Namun, ketika bertanding di CC Cup, saya dihadapkan pada peserta yang berlatih dengan sangat serius. Beberapa peserta SMP mampu menyelesaikan cube di bawah 10 detik. Saat itulah saya memahami bahwa kekalahan tidak mengenal usia, status, atau pengalaman.
Kalah dari peserta SMP terasa seperti pukulan bagi ego, tetapi sekaligus menjadi pelajaran berharga tentang kerendahan hati. Saya menyadari bahwa hobi sederhana bagi saya bisa menjadi ladang prestasi besar bagi orang lain.
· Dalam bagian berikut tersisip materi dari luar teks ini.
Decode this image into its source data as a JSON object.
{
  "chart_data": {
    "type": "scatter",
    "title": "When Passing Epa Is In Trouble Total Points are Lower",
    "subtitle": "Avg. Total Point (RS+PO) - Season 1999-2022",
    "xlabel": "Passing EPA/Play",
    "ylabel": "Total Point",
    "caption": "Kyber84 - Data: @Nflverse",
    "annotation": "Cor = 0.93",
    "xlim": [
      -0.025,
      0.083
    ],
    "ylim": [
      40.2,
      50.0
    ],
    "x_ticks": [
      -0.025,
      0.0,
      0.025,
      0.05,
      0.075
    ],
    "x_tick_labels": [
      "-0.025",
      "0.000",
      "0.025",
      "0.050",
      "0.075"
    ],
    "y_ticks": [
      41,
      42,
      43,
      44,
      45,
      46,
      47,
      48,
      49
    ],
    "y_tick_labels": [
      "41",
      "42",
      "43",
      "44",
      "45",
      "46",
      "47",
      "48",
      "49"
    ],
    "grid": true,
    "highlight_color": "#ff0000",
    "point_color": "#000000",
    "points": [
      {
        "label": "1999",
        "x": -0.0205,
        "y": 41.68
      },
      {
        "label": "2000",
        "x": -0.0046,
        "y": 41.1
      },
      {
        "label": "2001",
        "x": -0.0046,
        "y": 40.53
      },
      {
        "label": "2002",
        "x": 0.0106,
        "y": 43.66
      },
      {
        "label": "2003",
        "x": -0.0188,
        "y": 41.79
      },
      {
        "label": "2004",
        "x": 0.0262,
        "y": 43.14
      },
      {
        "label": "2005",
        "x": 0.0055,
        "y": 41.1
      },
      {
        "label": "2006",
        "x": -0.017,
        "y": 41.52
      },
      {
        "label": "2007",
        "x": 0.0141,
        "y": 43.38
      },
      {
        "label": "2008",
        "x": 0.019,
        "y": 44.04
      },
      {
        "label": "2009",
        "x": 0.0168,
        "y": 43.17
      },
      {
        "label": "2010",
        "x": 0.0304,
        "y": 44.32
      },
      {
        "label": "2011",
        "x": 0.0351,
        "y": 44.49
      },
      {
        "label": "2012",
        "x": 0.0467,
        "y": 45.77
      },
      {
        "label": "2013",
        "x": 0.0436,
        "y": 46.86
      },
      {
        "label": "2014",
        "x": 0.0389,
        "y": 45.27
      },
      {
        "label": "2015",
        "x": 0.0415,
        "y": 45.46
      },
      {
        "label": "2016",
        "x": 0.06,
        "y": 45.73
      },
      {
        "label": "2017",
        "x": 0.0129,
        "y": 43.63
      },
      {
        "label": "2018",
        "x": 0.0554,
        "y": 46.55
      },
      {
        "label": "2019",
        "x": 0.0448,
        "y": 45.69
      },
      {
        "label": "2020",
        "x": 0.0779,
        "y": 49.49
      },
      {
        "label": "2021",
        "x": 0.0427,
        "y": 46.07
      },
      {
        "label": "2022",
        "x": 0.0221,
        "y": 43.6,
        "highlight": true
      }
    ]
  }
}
Kekalahan itu menumbuhkan rasa hormat terhadap lawan dan rasa syukur karena diberi kesempatan belajar dari mereka.
 Menang dalam pertandingan hanyalah bonus, tetapi menang atas diri sendiri adalah tujuan sejati.
Krisis Karakter dan Jawaban dari Cubing
Apa hubungan antara kekalahan di arena cubing dan kasus keracunan MBG? Sekilas keduanya tidak berkaitan, tetapi sebenarnya keduanya sama-sama menyingkap kelemahan karakter.
Kasus MBG muncul karena kecerobohan, ketergesaan, dan minimnya rasa tanggung jawab dalam proses produksi dan distribusi makanan. Sementara itu, kekalahan di cubing muncul karena kurangnya latihan, kepercayaan diri yang berlebihan, atau ketidaksiapan menghadapi tekanan. Keduanya menunjukkan satu hal penting, yakni perlunya karakter yang tahan terhadap proses panjang dan tekanan nyata.
Sebagai panitia cubing, saya belajar pentingnya kesabaran dan ketelitian. Sebagai peserta, saya belajar menerima kekalahan dengan lapang dada. Kedua peran tersebut memperlihatkan dua sisi pembentukan karakter yang utuh: belajar memberi dan belajar menerima.
Karakter tidak lahir dari kemenangan, melainkan dari cara seseorang menghadapi kekalahan.